To be a little more precise, let me add some code:
params = [params1, params2, params3]
inputs = [inp1, inp2, inp3]
grads = []
for param, inp in zip(params, inputs):
out = torch.nn.utils.stateless.functional_call(model, param, inp)
grad = autograd.grad(out, param)
grads.append(grad)
Clearly, that won’t work, but I hope that illustrates what I am trying to do.
Yes, that works. I found the problem with my code is that I was doing the following:
model = nn.Linear(10, 10)
param = dict(model.state_dict())
inp = torch.rand(1, 10)
out = torch.nn.utils.stateless.functional_call(model, param, inp)

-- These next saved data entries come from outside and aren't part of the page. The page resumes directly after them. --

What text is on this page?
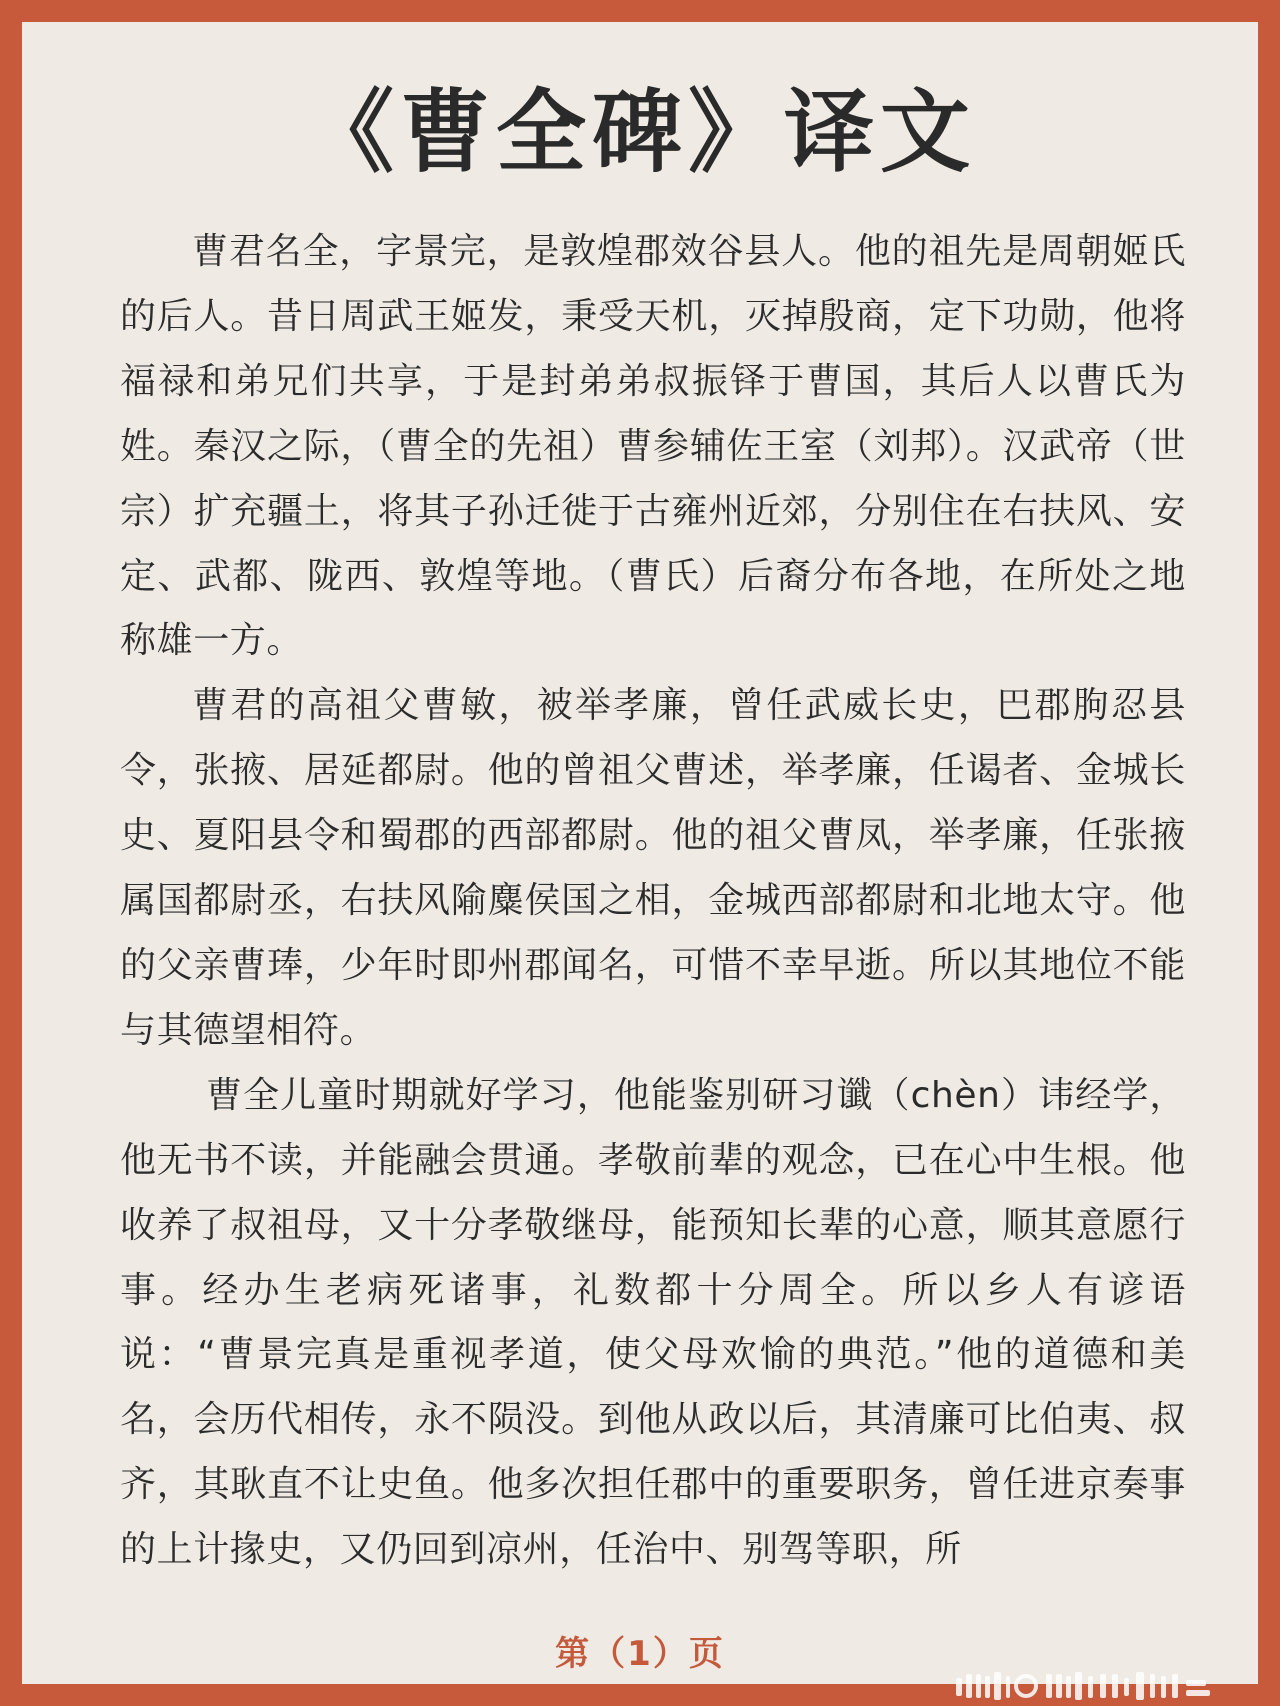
《曹全碑》译文

曹君名全，字景完，是敦煌郡效谷县人。他的祖先是周朝姬氏的后人。昔日周武王姬发，秉受天机，灭掉殷商，定下功勋，他将福禄和弟兄们共享，于是封弟弟叔振铎于曹国，其后人以曹氏为姓。秦汉之际，（曹全的先祖）曹参辅佐王室（刘邦）。汉武帝（世宗）扩充疆土，将其子孙迁徙于古雍州近郊，分别住在右扶风、安定、武都、陇西、敦煌等地。（曹氏）后裔分布各地，在所处之地称雄一方。

曹君的高祖父曹敏，被举孝廉，曾任武威长史，巴郡朐忍县令，张掖、居延都尉。他的曾祖父曹述，举孝廉，任谒者、金城长史、夏阳县令和蜀郡的西部都尉。他的祖父曹凤，举孝廉，任张掖属国都尉丞，右扶风隃麋侯国之相，金城西部都尉和北地太守。他的父亲曹琫，少年时即州郡闻名，可惜不幸早逝。所以其地位不能与其德望相符。

曹全儿童时期就好学习，他能鉴别研习谶（chèn）讳经学，他无书不读，并能融会贯通。孝敬前辈的观念，已在心中生根。他收养了叔祖母，又十分孝敬继母，能预知长辈的心意，顺其意愿行事。经办生老病死诸事，礼数都十分周全。所以乡人有谚语说：“曹景完真是重视孝道，使父母欢愉的典范。”他的道德和美名，会历代相传，永不陨没。到他从政以后，其清廉可比伯夷、叔齐，其耿直不让史鱼。他多次担任郡中的重要职务，曾任进京奏事的上计掾史，又仍回到凉州，任治中、别驾等职，所

第（1）页
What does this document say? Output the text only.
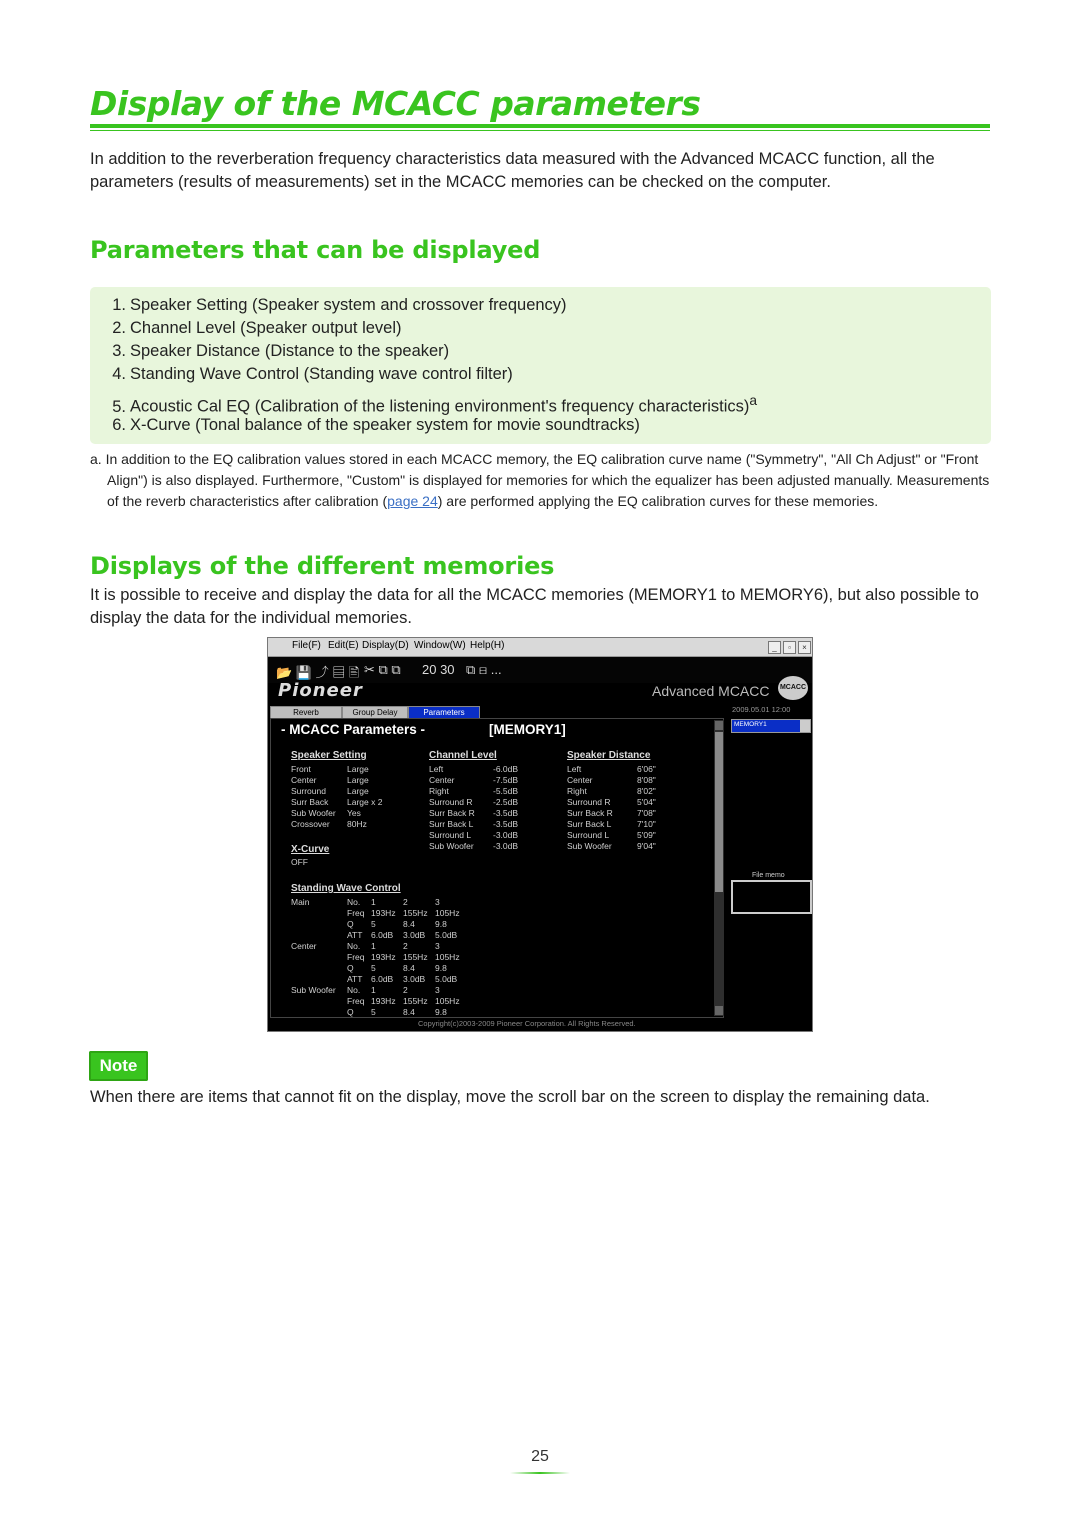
Display of the MCACC parameters
In addition to the reverberation frequency characteristics data measured with the Advanced MCACC function, all the parameters (results of measurements) set in the MCACC memories can be checked on the computer.
Parameters that can be displayed
1. Speaker Setting (Speaker system and crossover frequency)
2. Channel Level (Speaker output level)
3. Speaker Distance (Distance to the speaker)
4. Standing Wave Control (Standing wave control filter)
5. Acoustic Cal EQ (Calibration of the listening environment's frequency characteristics)$^a$
6. X-Curve (Tonal balance of the speaker system for movie soundtracks)
a. In addition to the EQ calibration values stored in each MCACC memory, the EQ calibration curve name ("Symmetry", "All Ch Adjust" or "Front Align") is also displayed. Furthermore, "Custom" is displayed for memories for which the equalizer has been adjusted manually. Measurements of the reverb characteristics after calibration (page 24) are performed applying the EQ calibration curves for these memories.
Displays of the different memories
It is possible to receive and display the data for all the MCACC memories (MEMORY1 to MEMORY6), but also possible to display the data for the individual memories.
File(F) Edit(E) Display(D) Window(W) Help(H)	_	▫	×
📂 💾 ⤴ ▤ 🖹 ✂ ⧉ ⧉ 20 30 ⧉ ⊟ ...
Pioneer	Advanced MCACC MCACC
Reverb	Group Delay	Parameters	2009.05.01 12:00
- MCACC Parameters -	[MEMORY1]
Speaker Setting	Channel Level	Speaker Distance
X-Curve
OFF
Standing Wave Control
Front	Large
Center	Large
Surround Large
Surr Back Large x 2
Sub Woofer Yes
Crossover 80Hz
Left	-6.0dB
Center	-7.5dB
Right	-5.5dB
Surround R -2.5dB
Surr Back R -3.5dB
Surr Back L -3.5dB
Surround L	-3.0dB
Sub Woofer -3.0dB
Left	6'06"
Center	8'08"
Right	8'02"
Surround R	5'04"
Surr Back R	7'08"
Surr Back L	7'10"
Surround L	5'09"
Sub Woofer	9'04"
Main	No. 1	2	3
Freq 193Hz 155Hz 105Hz
Q 5	8.4 9.8
ATT 6.0dB 3.0dB 5.0dB
Center	No. 1	2	3
Freq 193Hz 155Hz 105Hz
Q 5	8.4 9.8
ATT 6.0dB 3.0dB 5.0dB
Sub Woofer No. 1	2	3
Freq 193Hz 155Hz 105Hz
Q 5	8.4 9.8
MEMORY1
File memo
Copyright(c)2003-2009 Pioneer Corporation. All Rights Reserved.
Note
When there are items that cannot fit on the display, move the scroll bar on the screen to display the remaining data.
25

Then when I try to evaluate the grad I get the error: RuntimeError: element 0 of tensors does not require grad
With that solved, I have another question. Let’s say the model has a bias, then it looks like this:
model = nn.Linear(10, 10)
param = {"weight": nn.Parameter(torch.ones(10, 10)),
"bias": nn.Parameter(torch.ones(10))}
inp = torch.randn(1, 10)
out = torch.nn.utils.stateless.functional_call(model, param, inp)
grad = torch.autograd.grad(out.mean(), param['weight'])
print(grad)
grad will only compute the gradient with respect to the weights and not the bias. What argument should I pass, instead of param['weight'], to compute the gradient with respect to all parameters? I tried param.items(), but that didn’t work.